Avery felt that flutter of panic again. “I’m not perfect, Max.” It wasn’t fair of him to ask that of her, to build her into some untenable ideal in his mind and then inevitably be disappointed when she failed to live up to it. No relationship could withstand that sort of pressure.
Atlas had always known better than to use the word perfect with her.
“Right, no one is perfect. You’re just as close as it is humanly possible to be,” Max replied, not understanding her meaning; and for some perverse reason Avery needed him to understand. The way Atlas always had.
She also knew that she shouldn’t be thinking of Atlas right now.
“I’m not perfect,” she repeated. Something in Max’s eyes frightened her, though she wasn’t sure why. “I’m impatient and defensive and petty, and I’m not worth that kind of blind devotion. No one is.”
His face had gone pale. “What are you saying? Are you telling me not to love you?”
“No, I just . . .” She let her head fall forward into her hands, fighting off a nameless sense of dread. “I don’t want to disappoint you.”

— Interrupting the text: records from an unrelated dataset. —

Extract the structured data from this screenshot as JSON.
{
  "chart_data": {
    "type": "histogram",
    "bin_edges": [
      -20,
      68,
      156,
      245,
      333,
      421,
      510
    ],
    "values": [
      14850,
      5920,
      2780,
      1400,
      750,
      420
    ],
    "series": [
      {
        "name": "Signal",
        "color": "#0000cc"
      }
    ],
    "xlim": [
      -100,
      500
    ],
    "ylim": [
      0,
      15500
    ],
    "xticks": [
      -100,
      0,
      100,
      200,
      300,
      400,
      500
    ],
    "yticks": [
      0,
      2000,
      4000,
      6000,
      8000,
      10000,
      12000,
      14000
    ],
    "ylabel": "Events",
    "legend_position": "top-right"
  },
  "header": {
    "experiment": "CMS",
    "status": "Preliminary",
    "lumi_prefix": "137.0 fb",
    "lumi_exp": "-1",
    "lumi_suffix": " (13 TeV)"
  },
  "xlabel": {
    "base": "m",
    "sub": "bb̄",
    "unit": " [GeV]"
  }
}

“And I don’t want to disappoint you, Avery. But I’m sure I will, a thousand times, and I’m sure you’ll disappoint me too. As long as we’re honest with each other, we can get through anything.”
As long as we’re honest with each other. Avery pushed aside the tiny voice that was reminding her of all the things she hadn’t told Max: The truth about Eris’s death. The investigation about Mariel. Her relationship with Atlas.
But none of that mattered anymore, she reminded herself. Those secrets all belonged to the old Avery, and she had left the old Avery behind in New York. She was starting over.